Handicap.fr : Laura Flessel, ministre des Sports, a annoncé le 4 septembre 2018 sa démission « surprise ». Une déception pour le mouvement paralympique ?
Emmanuelle Assmann : Laura Flessel portait une conviction personnelle forte en faveur des personnes handicapées, de longue date, puisqu'en tant qu'escrimeuse elle s'était elle-même entraîné en fauteuil, notamment durant sa grossesse. Il y a chez cette ex championne de haut-niveau une vraie volonté d'intégration et de prise en compte de la différence, y compris à la base. Dès son arrivée, elle a souhaité impliquer le mouvement paralympique dans toutes les concertations, lors des réunions.
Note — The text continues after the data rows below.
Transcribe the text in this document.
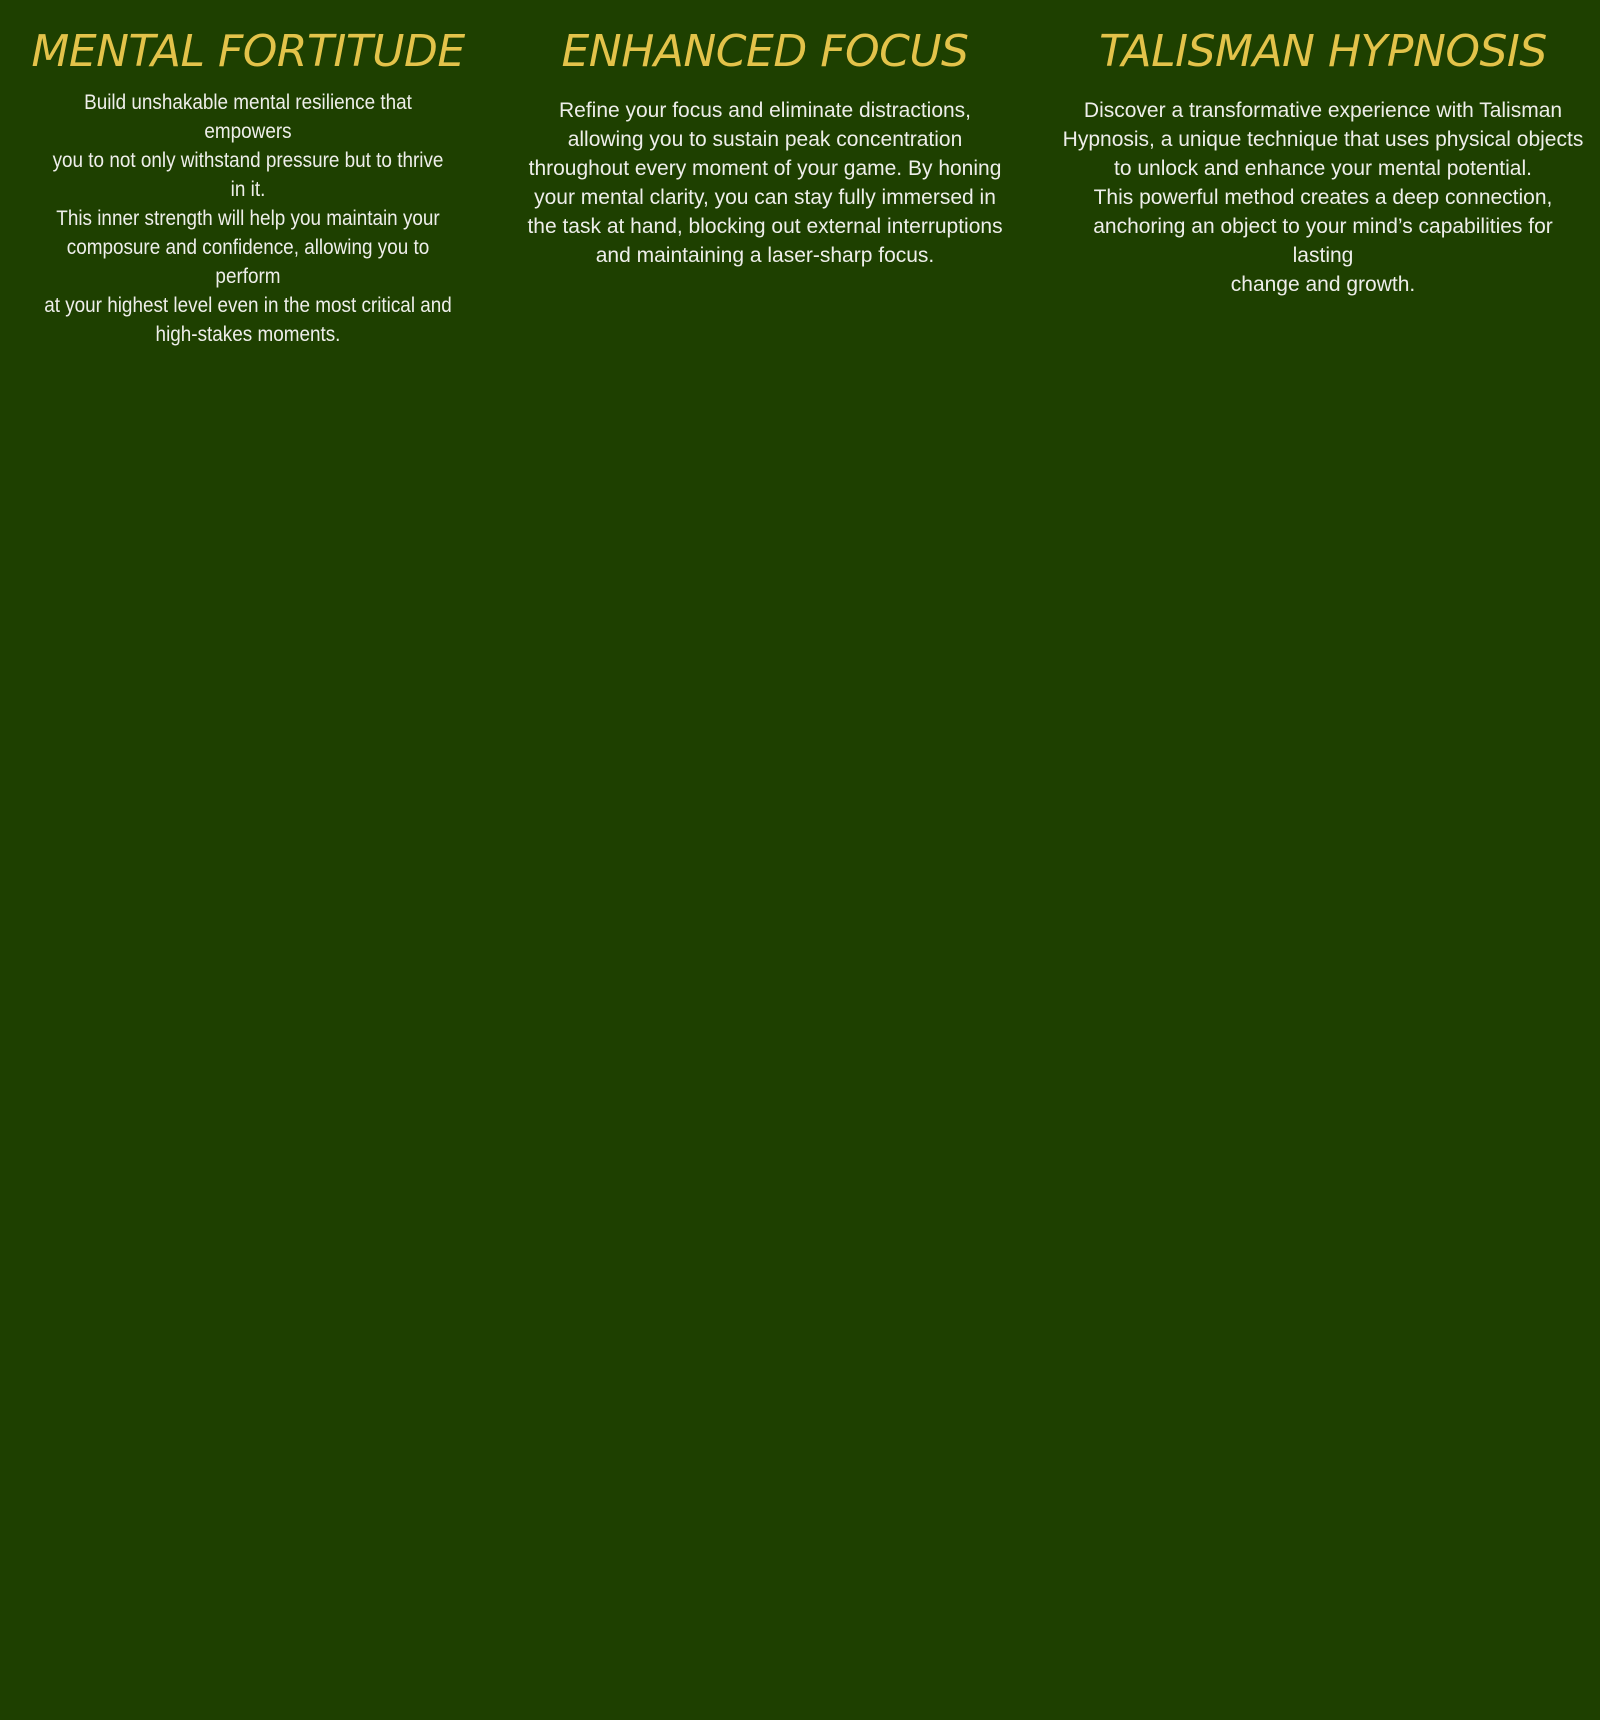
MENTAL FORTITUDE

Build unshakable mental resilience that empowers
you to not only withstand pressure but to thrive in it.
This inner strength will help you maintain your
composure and confidence, allowing you to perform
at your highest level even in the most critical and
high-stakes moments.

ENHANCED FOCUS

Refine your focus and eliminate distractions,
allowing you to sustain peak concentration
throughout every moment of your game. By honing
your mental clarity, you can stay fully immersed in
the task at hand, blocking out external interruptions
and maintaining a laser-sharp focus.

TALISMAN HYPNOSIS

Discover a transformative experience with Talisman
Hypnosis, a unique technique that uses physical objects
to unlock and enhance your mental potential.
This powerful method creates a deep connection,
anchoring an object to your mind’s capabilities for lasting
change and growth.
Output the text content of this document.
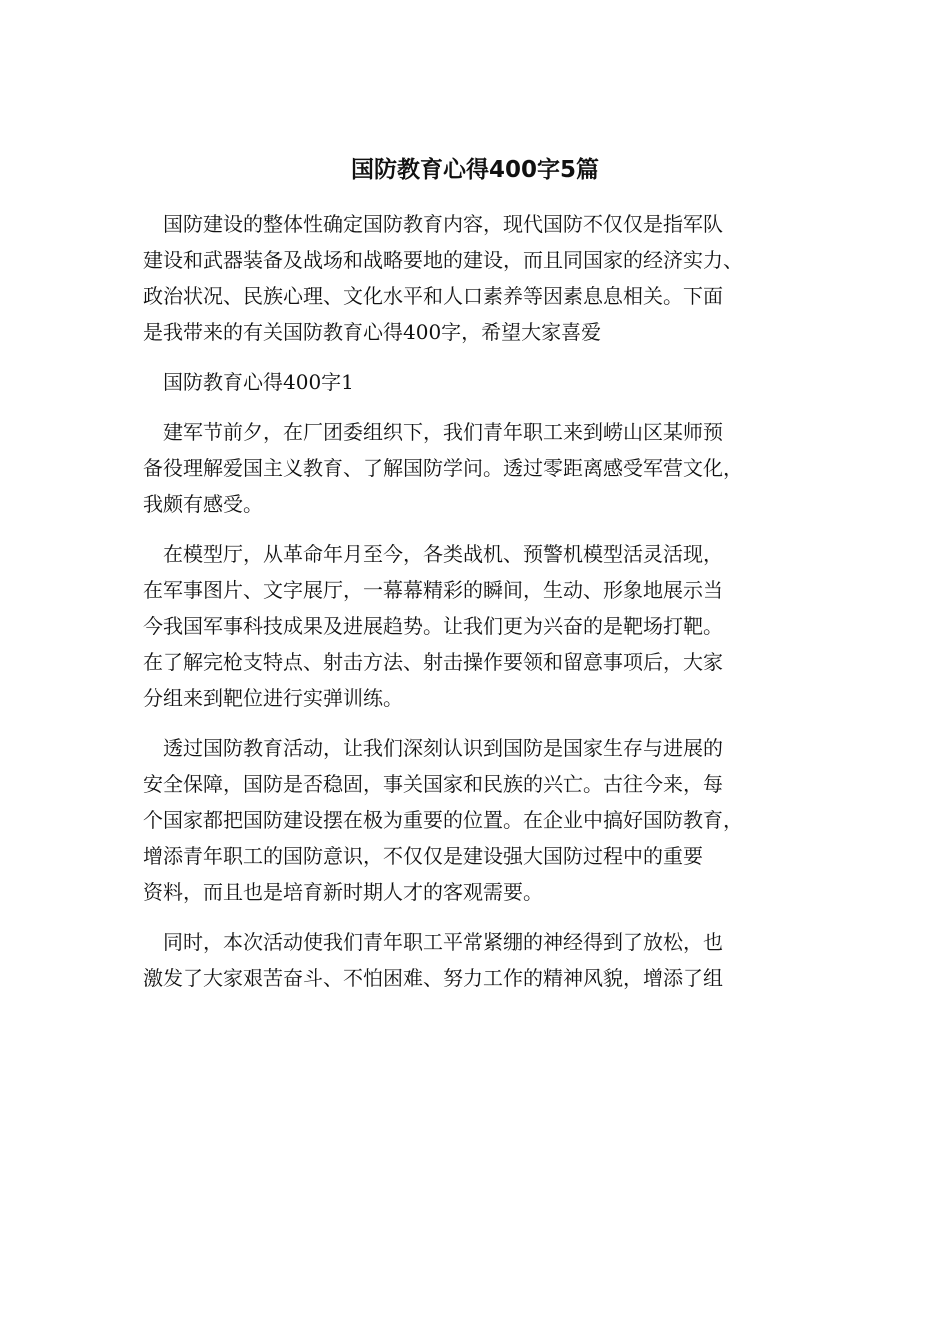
国防教育心得400字5篇

　国防建设的整体性确定国防教育内容，现代国防不仅仅是指军队
建设和武器装备及战场和战略要地的建设，而且同国家的经济实力、
政治状况、民族心理、文化水平和人口素养等因素息息相关。下面
是我带来的有关国防教育心得400字，希望大家喜爱

　国防教育心得400字1

　建军节前夕，在厂团委组织下，我们青年职工来到崂山区某师预
备役理解爱国主义教育、了解国防学问。透过零距离感受军营文化，
我颇有感受。

　在模型厅，从革命年月至今，各类战机、预警机模型活灵活现，
在军事图片、文字展厅，一幕幕精彩的瞬间，生动、形象地展示当
今我国军事科技成果及进展趋势。让我们更为兴奋的是靶场打靶。
在了解完枪支特点、射击方法、射击操作要领和留意事项后，大家
分组来到靶位进行实弹训练。

　透过国防教育活动，让我们深刻认识到国防是国家生存与进展的
安全保障，国防是否稳固，事关国家和民族的兴亡。古往今来，每
个国家都把国防建设摆在极为重要的位置。在企业中搞好国防教育，
增添青年职工的国防意识，不仅仅是建设强大国防过程中的重要
资料，而且也是培育新时期人才的客观需要。

　同时，本次活动使我们青年职工平常紧绷的神经得到了放松，也
激发了大家艰苦奋斗、不怕困难、努力工作的精神风貌，增添了组
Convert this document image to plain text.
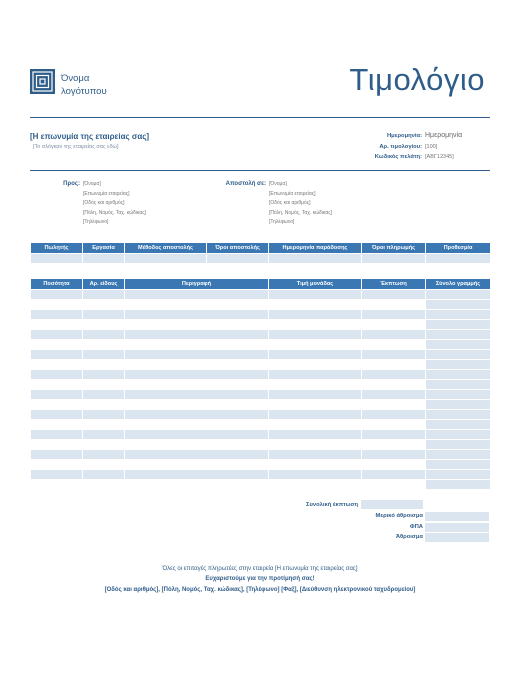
Όνομα λογότυπου	Τιμολόγιο
[Η επωνυμία της εταιρείας σας]
[Το σλόγκαν της εταιρείας σας εδώ]
Ημερομηνία: Ημερομηνία
Αρ. τιμολογίου: [100]
Κωδικός πελάτη: [ΑΒΓ12345]
Προς: [Όνομα]
[Επωνυμία εταιρείας]
[Οδός και αριθμός]
[Πόλη, Νομός, Ταχ. κώδικας]
[Τηλέφωνο]
Αποστολή σε: [Όνομα]
[Επωνυμία εταιρείας]
[Οδός και αριθμός]
[Πόλη, Νομός, Ταχ. κώδικας]
[Τηλέφωνο]
Πωλητής	Εργασία	Μέθοδος αποστολής	Όροι αποστολής	Ημερομηνία παράδοσης	Όροι πληρωμής	Προθεσμία

Ποσότητα	Αρ. είδους	Περιγραφή	Τιμή μονάδας	Έκπτωση	Σύνολο γραμμής

Συνολική έκπτωση
Μερικό άθροισμα
ΦΠΑ
Άθροισμα
Όλες οι επιταγές πληρωτέες στην εταιρεία [Η επωνυμία της εταιρείας σας]
Ευχαριστούμε για την προτίμησή σας!
[Οδός και αριθμός], [Πόλη, Νομός, Ταχ. κώδικας], [Τηλέφωνο] [Φαξ], [Διεύθυνση ηλεκτρονικού ταχυδρομείου]
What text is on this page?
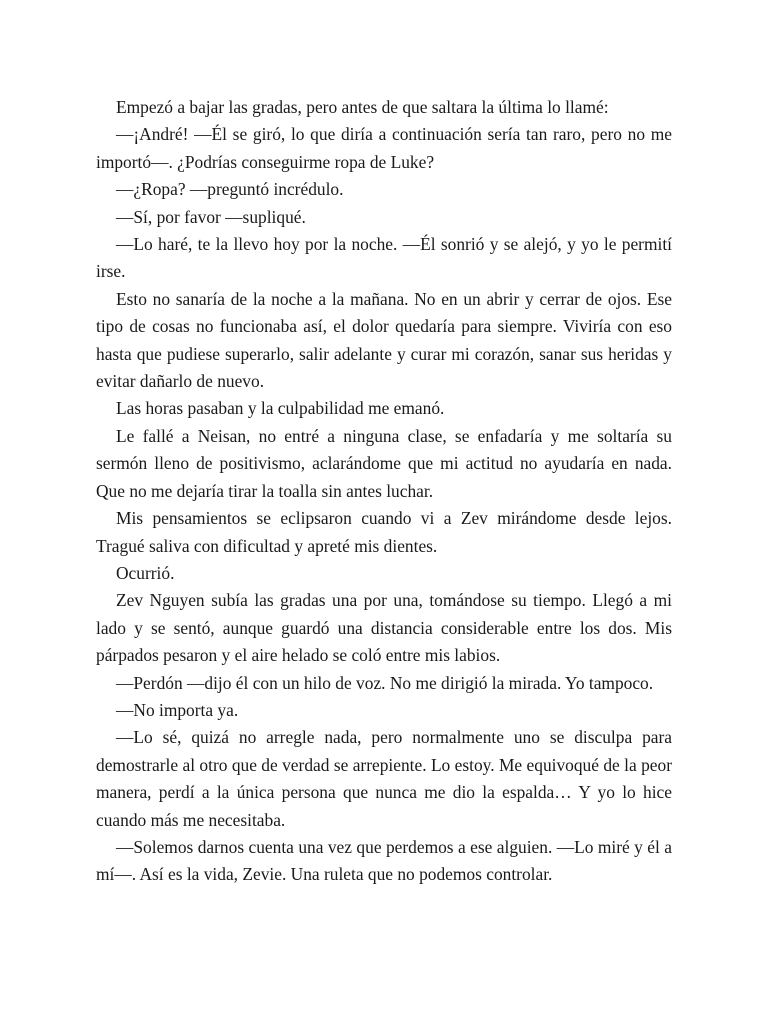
Empezó a bajar las gradas, pero antes de que saltara la última lo llamé:

—¡André! —Él se giró, lo que diría a continuación sería tan raro, pero no me importó—. ¿Podrías conseguirme ropa de Luke?

—¿Ropa? —preguntó incrédulo.

—Sí, por favor —supliqué.

—Lo haré, te la llevo hoy por la noche. —Él sonrió y se alejó, y yo le permití irse.

Esto no sanaría de la noche a la mañana. No en un abrir y cerrar de ojos. Ese tipo de cosas no funcionaba así, el dolor quedaría para siempre. Viviría con eso hasta que pudiese superarlo, salir adelante y curar mi corazón, sanar sus heridas y evitar dañarlo de nuevo.

Las horas pasaban y la culpabilidad me emanó.

Le fallé a Neisan, no entré a ninguna clase, se enfadaría y me soltaría su sermón lleno de positivismo, aclarándome que mi actitud no ayudaría en nada. Que no me dejaría tirar la toalla sin antes luchar.

Mis pensamientos se eclipsaron cuando vi a Zev mirándome desde lejos. Tragué saliva con dificultad y apreté mis dientes.

Ocurrió.

Zev Nguyen subía las gradas una por una, tomándose su tiempo. Llegó a mi lado y se sentó, aunque guardó una distancia considerable entre los dos. Mis párpados pesaron y el aire helado se coló entre mis labios.

—Perdón —dijo él con un hilo de voz. No me dirigió la mirada. Yo tampoco.

—No importa ya.

—Lo sé, quizá no arregle nada, pero normalmente uno se disculpa para demostrarle al otro que de verdad se arrepiente. Lo estoy. Me equivoqué de la peor manera, perdí a la única persona que nunca me dio la espalda… Y yo lo hice cuando más me necesitaba.

—Solemos darnos cuenta una vez que perdemos a ese alguien. —Lo miré y él a mí—. Así es la vida, Zevie. Una ruleta que no podemos controlar.
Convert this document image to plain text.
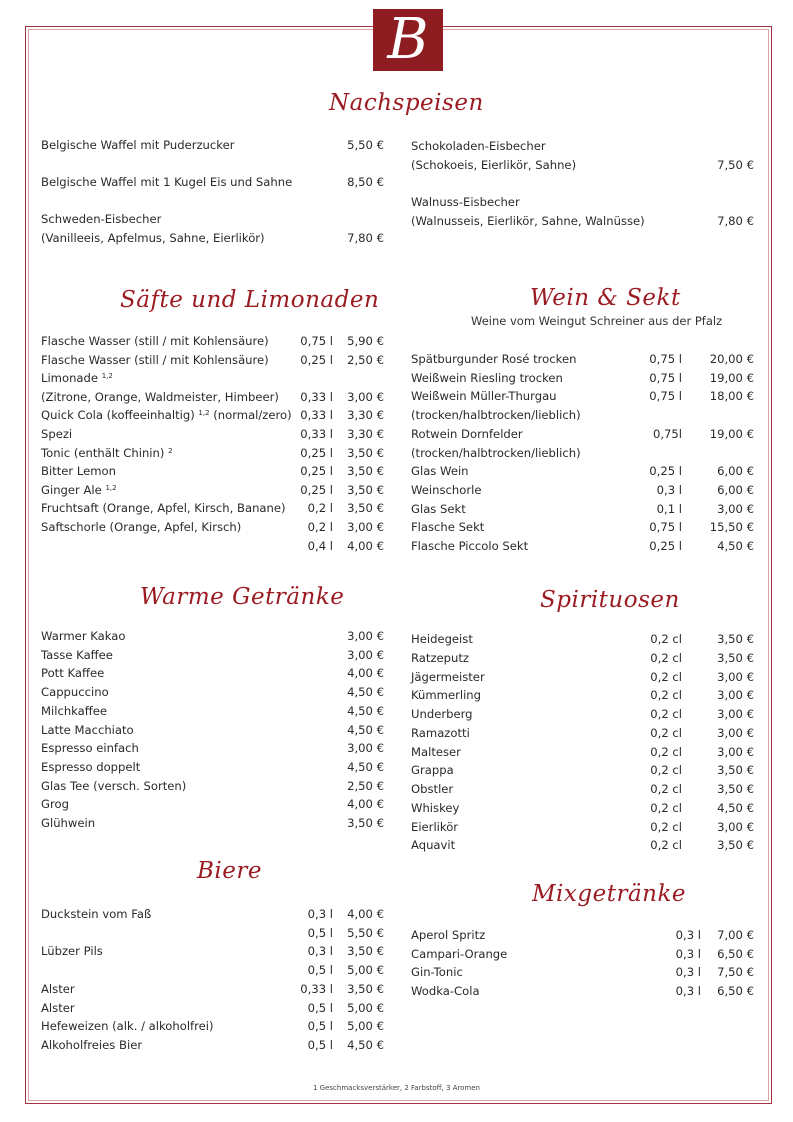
B
Nachspeisen
Belgische Waffel mit Puderzucker	5,50 €
Belgische Waffel mit 1 Kugel Eis und Sahne	8,50 €
Schweden-Eisbecher
(Vanilleeis, Apfelmus, Sahne, Eierlikör)	7,80 €
Schokoladen-Eisbecher
(Schokoeis, Eierlikör, Sahne)	7,50 €
Walnuss-Eisbecher
(Walnusseis, Eierlikör, Sahne, Walnüsse)	7,80 €
Säfte und Limonaden
Flasche Wasser (still / mit Kohlensäure)	0,75 l 5,90 €
Flasche Wasser (still / mit Kohlensäure)	0,25 l 2,50 €
Limonade $^{1,2}$
(Zitrone, Orange, Waldmeister, Himbeer) 0,33 l 3,00 €
Quick Cola (koffeeinhaltig) $^{1,2}$ (normal/zero) 0,33 l 3,30 €
Spezi	0,33 l 3,30 €
Tonic (enthält Chinin) $^2$	0,25 l 3,50 €
Bitter Lemon	0,25 l 3,50 €
Ginger Ale $^{1,2}$	0,25 l 3,50 €
Fruchtsaft (Orange, Apfel, Kirsch, Banane) 0,2 l 3,50 €
Saftschorle (Orange, Apfel, Kirsch)	0,2 l 3,00 €
0,4 l 4,00 €
Wein & Sekt
Weine vom Weingut Schreiner aus der Pfalz
Spätburgunder Rosé trocken	0,75 l 20,00 €
Weißwein Riesling trocken	0,75 l 19,00 €
Weißwein Müller-Thurgau	0,75 l 18,00 €
(trocken/halbtrocken/lieblich)
Rotwein Dornfelder	0,75l 19,00 €
(trocken/halbtrocken/lieblich)
Glas Wein	0,25 l	6,00 €
Weinschorle	0,3 l	6,00 €
Glas Sekt	0,1 l	3,00 €
Flasche Sekt	0,75 l 15,50 €
Flasche Piccolo Sekt	0,25 l	4,50 €
Warme Getränke
Warmer Kakao	3,00 €
Tasse Kaffee	3,00 €
Pott Kaffee	4,00 €
Cappuccino	4,50 €
Milchkaffee	4,50 €
Latte Macchiato	4,50 €
Espresso einfach	3,00 €
Espresso doppelt	4,50 €
Glas Tee (versch. Sorten)	2,50 €
Grog	4,00 €
Glühwein	3,50 €
Spirituosen
Heidegeist	0,2 cl	3,50 €
Ratzeputz	0,2 cl	3,50 €
Jägermeister	0,2 cl	3,00 €
Kümmerling	0,2 cl	3,00 €
Underberg	0,2 cl	3,00 €
Ramazotti	0,2 cl	3,00 €
Malteser	0,2 cl	3,00 €
Grappa	0,2 cl	3,50 €
Obstler	0,2 cl	3,50 €
Whiskey	0,2 cl	4,50 €
Eierlikör	0,2 cl	3,00 €
Aquavit	0,2 cl	3,50 €
Biere
Duckstein vom Faß	0,3 l 4,00 €
0,5 l 5,50 €
Lübzer Pils	0,3 l 3,50 €
0,5 l 5,00 €
Alster	0,33 l 3,50 €
Alster	0,5 l 5,00 €
Hefeweizen (alk. / alkoholfrei)	0,5 l 5,00 €
Alkoholfreies Bier	0,5 l 4,50 €
Mixgetränke
Aperol Spritz	0,3 l 7,00 €
Campari-Orange	0,3 l 6,50 €
Gin-Tonic	0,3 l 7,50 €
Wodka-Cola	0,3 l 6,50 €
1 Geschmacksverstärker, 2 Farbstoff, 3 Aromen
Nous étions toujours autour de la table, notamment pour le dossier Paris 2024. La lutte contre les discriminations dans le sport, c'était vraiment son cheval de bataille.
H.fr : Elle indique partir pour raisons personnelles mais a-t-elle eu toute latitude financière pour mener ses projets ?
EA : Il y des restrictions budgétaires depuis quelques années mais je ne sais pas si ce sont elles qui ont pesé dans sa décision. Une chose est certaine c'est que Laura Flessel a fait des arbitrages audacieux pour valoriser les actions anti-discrimination et promouvoir, notamment, la pratique sportive des personnes handicapées. J'espère que le gouvernement a pris conscience que le sport pour tous doit avoir une place majeure dans l'éducation et qu'il se donnera les moyens de n'investir pas seulement dans la performance en permettant, aussi, aux petits clubs de survivre et en formant des éducateurs spécialisés. Laura Flessel s'est battue pour cela. Nous n'avons pas eu à la persuader, c'était quelque chose d'acquis.
H.fr : C'est l'ex-nageuse Roxana Maracineanu, 43 ans, médaillée d'argent aux JO de Sydney en 2000, qui lui succède…
EA : Nous verrons quelles seront ses orientations mais je souhaite que la nouvelle ministre fasse également du développement du sport pour les personnes en situation de handicap une priorité.
H.fr : Avec Laura Flessel, vous étiez en terrain favorable. Redoutez-vous que les choses ne changent ?
EA : Non, je ne redoute rien. Cela fait cinq ans que je suis à la tête du Comité paralympique français et j'ai déjà vu passer quatre ministres. Alors, on va prendre le temps d'argumenter et de sensibiliser. Il est important que l'engagement de l'Etat s'inscrive dans la durée.
H.fr : Avez-vous le sentiment que la pratique des para sports s'est imposée dans le paysage sportif français ?
EA : Oui, en quelques années, nous avons tout de même fait du chemin et on ne peut pas nier que l'ensemble du mouvement sportif s'est mobilisé autour de ce sujet. En cinq ans, les choses ont changé et personne ne peut plus faire comme si le mouvement paralympique n'existait pas. On a gagné une reconnaissance qui est désormais bien ancrée alors je ne suis pas inquiète pour l'avenir…
H.fr : Le chantier des Jeux de Paris 2024 y est pour beaucoup, le volet paralympique ayant toute sa place…
EA : Oui, c'est un volet solide avec, à la tête du COJO (Comité d'organisation des jeux olympiques et paralympiques), un « patron », Tony Estanguet, très impliqué, qui maintiendra sa ligne de conduite et son autonomie de fonctionnement quel que soit le ministre en place. Cette aventure-là, elle continue de s'écrire …
Démission de Laura Flessel : coup dur pour le paralympisme?
Laura Flessel a démissionné. Très impliquée en faveur du sport pour tous, elle a su, en 16 mois, impulser une dynamique forte. Des raisons de la regretter ? Réponses d'Emmanuelle Assmann, présidente du Comité paralympique et sportif français.